Haber German, Jewish
Occupational name for one who grew or sold oats, derived from Old High German habaro "oat". As a Jewish surname it is ornamental.
Hoffmann German
From Middle High German hofmann meaning "farmer".
Hoggard English
Occupational name meaning "pig herder", from Old English hogg "hog" and hierde "herdsman, guardian".
Howard 2 English
Occupational name meaning "ewe herder", from Old English eowu "ewe" and hierde "herdsman, guardian".
Jughashvili Georgian (Rare)
Meaning uncertain.
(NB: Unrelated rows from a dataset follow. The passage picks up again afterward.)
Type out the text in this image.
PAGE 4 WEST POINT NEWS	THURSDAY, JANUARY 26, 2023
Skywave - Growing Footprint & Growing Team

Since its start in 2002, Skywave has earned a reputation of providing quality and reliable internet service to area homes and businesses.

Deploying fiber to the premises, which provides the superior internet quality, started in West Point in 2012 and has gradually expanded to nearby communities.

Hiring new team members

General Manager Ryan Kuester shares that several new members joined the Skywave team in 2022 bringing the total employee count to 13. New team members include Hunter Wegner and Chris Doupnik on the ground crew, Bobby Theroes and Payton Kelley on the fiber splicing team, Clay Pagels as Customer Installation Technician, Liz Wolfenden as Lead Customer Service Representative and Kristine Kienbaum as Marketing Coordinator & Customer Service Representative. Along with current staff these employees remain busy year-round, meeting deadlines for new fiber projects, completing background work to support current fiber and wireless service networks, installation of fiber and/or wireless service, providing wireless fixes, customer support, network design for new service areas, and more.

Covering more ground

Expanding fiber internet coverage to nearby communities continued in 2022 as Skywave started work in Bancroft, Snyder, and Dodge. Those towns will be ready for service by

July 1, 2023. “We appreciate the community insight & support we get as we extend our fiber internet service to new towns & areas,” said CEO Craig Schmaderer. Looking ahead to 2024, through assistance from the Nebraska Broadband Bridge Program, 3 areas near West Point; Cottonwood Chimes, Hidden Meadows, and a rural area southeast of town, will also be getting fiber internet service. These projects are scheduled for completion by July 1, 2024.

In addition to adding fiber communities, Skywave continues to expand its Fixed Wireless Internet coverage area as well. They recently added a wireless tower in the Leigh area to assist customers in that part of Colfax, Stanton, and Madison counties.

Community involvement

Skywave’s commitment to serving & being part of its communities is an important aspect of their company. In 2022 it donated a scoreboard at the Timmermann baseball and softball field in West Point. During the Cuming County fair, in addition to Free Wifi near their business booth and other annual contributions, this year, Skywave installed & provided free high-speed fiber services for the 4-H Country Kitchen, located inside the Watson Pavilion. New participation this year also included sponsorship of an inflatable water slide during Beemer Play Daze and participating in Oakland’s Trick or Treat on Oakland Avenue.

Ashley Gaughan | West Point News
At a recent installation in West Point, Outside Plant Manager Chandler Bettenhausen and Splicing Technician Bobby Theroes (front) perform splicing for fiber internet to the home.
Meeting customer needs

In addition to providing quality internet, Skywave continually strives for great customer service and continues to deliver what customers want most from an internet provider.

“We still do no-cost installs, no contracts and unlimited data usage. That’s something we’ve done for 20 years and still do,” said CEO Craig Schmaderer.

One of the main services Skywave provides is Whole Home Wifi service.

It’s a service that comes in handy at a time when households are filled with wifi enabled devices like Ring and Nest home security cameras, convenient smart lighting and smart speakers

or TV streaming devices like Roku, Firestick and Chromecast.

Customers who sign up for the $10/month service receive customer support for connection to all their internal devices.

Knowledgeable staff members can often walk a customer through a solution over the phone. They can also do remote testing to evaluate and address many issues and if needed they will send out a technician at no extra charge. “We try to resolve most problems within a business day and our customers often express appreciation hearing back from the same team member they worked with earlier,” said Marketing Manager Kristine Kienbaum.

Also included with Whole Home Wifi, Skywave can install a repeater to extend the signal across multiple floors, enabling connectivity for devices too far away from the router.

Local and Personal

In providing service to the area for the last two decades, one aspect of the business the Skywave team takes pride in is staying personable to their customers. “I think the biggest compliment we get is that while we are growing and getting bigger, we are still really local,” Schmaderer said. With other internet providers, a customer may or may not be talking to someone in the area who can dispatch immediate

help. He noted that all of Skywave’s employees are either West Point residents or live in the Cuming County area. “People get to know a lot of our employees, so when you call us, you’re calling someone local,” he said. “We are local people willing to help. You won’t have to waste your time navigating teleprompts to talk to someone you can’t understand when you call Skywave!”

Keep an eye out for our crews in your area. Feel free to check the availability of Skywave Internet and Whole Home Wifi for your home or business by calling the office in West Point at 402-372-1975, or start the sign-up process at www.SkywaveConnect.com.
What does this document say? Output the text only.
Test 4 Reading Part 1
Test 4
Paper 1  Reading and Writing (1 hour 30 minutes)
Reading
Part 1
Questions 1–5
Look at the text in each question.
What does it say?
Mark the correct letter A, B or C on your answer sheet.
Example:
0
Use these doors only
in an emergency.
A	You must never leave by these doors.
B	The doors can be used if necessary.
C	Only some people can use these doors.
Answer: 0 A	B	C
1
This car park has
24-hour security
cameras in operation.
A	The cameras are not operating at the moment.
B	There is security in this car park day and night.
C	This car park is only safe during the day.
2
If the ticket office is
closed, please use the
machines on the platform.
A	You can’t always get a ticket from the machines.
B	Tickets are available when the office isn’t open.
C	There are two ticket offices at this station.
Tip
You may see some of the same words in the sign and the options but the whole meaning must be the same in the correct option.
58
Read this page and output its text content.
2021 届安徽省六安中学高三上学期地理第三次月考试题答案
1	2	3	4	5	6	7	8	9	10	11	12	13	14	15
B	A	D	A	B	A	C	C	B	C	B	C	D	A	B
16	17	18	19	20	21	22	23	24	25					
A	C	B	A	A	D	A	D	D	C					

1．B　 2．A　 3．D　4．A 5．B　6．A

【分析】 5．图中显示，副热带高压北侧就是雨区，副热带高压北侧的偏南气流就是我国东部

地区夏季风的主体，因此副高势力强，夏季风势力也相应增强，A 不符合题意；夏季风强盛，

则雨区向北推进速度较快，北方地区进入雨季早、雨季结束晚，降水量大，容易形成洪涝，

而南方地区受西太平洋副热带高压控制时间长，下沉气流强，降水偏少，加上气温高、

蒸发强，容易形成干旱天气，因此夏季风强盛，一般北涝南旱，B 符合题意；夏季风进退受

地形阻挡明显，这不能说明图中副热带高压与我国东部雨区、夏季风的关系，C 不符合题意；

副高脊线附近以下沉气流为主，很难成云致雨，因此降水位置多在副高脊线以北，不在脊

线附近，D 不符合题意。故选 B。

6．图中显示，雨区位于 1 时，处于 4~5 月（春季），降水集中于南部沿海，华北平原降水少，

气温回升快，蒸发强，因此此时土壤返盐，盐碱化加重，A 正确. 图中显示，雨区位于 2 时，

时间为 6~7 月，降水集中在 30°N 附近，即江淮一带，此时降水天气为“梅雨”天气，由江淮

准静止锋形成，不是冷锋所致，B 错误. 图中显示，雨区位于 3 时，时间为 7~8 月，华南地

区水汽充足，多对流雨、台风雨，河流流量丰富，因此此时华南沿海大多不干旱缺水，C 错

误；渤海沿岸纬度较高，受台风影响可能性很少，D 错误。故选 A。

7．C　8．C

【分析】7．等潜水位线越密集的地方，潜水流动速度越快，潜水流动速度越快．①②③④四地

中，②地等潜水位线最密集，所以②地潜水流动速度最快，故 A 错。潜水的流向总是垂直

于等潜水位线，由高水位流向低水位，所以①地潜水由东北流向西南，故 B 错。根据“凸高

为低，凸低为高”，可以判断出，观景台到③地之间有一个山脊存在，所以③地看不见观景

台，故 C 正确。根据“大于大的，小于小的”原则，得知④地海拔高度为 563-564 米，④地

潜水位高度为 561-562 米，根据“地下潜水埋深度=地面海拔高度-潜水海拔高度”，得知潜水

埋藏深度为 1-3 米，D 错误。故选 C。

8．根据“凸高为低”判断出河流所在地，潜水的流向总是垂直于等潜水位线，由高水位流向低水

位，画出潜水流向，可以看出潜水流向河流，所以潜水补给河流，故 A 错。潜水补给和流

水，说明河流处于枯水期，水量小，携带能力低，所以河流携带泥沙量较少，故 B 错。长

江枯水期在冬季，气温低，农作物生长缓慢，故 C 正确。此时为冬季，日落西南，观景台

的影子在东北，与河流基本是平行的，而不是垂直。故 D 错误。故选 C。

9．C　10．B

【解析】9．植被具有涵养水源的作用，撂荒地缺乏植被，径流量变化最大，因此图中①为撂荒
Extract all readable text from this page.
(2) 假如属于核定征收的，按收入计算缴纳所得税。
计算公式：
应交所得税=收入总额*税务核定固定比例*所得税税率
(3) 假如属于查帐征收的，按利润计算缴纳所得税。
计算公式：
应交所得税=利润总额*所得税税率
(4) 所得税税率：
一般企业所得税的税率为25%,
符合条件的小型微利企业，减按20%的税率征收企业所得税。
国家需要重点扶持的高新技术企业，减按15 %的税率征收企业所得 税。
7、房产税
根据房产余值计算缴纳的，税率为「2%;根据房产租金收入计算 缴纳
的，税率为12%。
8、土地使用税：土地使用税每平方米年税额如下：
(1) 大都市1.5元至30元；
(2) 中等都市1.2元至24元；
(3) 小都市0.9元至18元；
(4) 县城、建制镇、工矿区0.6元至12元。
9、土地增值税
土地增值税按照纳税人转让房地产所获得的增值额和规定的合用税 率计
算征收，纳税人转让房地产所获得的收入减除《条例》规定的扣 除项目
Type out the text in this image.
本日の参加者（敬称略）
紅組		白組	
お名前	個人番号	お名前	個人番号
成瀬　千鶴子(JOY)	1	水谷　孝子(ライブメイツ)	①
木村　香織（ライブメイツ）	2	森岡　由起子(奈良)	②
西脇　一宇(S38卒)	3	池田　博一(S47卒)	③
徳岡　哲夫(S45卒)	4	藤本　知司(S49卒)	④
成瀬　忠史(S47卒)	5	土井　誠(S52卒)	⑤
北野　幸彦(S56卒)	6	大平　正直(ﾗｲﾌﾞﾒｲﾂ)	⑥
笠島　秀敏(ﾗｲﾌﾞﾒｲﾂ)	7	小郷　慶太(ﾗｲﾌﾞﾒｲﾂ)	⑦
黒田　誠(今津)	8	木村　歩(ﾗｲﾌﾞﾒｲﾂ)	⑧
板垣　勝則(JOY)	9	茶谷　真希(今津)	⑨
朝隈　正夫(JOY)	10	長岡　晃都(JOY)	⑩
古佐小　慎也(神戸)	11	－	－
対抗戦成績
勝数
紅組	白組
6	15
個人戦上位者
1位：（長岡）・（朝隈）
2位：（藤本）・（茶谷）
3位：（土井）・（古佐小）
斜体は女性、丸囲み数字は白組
One theory suggests Ossetian roots with the meaning "son of the herder", derived from Ossetian дзуг (dzug) meaning "herd, flock, troop". Alternately, it could be derived from the name of the village of ჯუღაანი (Jughaani) in eastern Georgia. The most notable bearer was Joseph Stalin (1878-1953), born Ioseb Jughashvili, a leader of the Soviet Union.
Kerner German
Derived from Old High German kerno "seed", an occupational name for one who sold or planted seeds.
Mondadori Italian
From Italian mondatore meaning "weeder". This was an occupational name for someone who kept fields clear of weeds.
Penn 2 English
Occupational name for a person who kept penned animals, from Old English penn.
Pound English
Occupational name for a person who kept animals, from Old English pund "animal enclosure".
Rothbauer German
From Old High German riuten "to clear land" and bur "peasant, farmer".
Rye English
Topographic name. It could be a misdivision of the Middle English phrases atter ye meaning "at the island" or atter eye meaning "at the river". In some cases it merely indicated a person who lived where rye was grown or worked with rye (from Old English ryge).
Sadowski Polish
Denoted someone who lived in Sadowo, Sadowice or other places beginning with Polish sad "garden, orchard".
Schäfer German
From Old High German scaphare meaning "shepherd".
Seward 2 English
Means "swineherd" from Old English su "sow, female pig" and hierde "herdsman, guardian".
Shepherd English
Occupational name meaning "shepherd, sheep herder", from Old English sceaphyrde.
Strickland English
From the name of a town in Cumbria, derived from Old English stirc "calf, young bullock" and land "cultivated land".
Tasker English
From Middle English taske meaning "task, assignment". A tasker was a person who had a fixed job to do, particularly a person who threshed grain with a flail.
Tiraboschi Italian
Possibly of Lombardic origin meaning "shepherd" (from Old German tior "animal" and bursa "boy"). This surname is typical of Lombardy.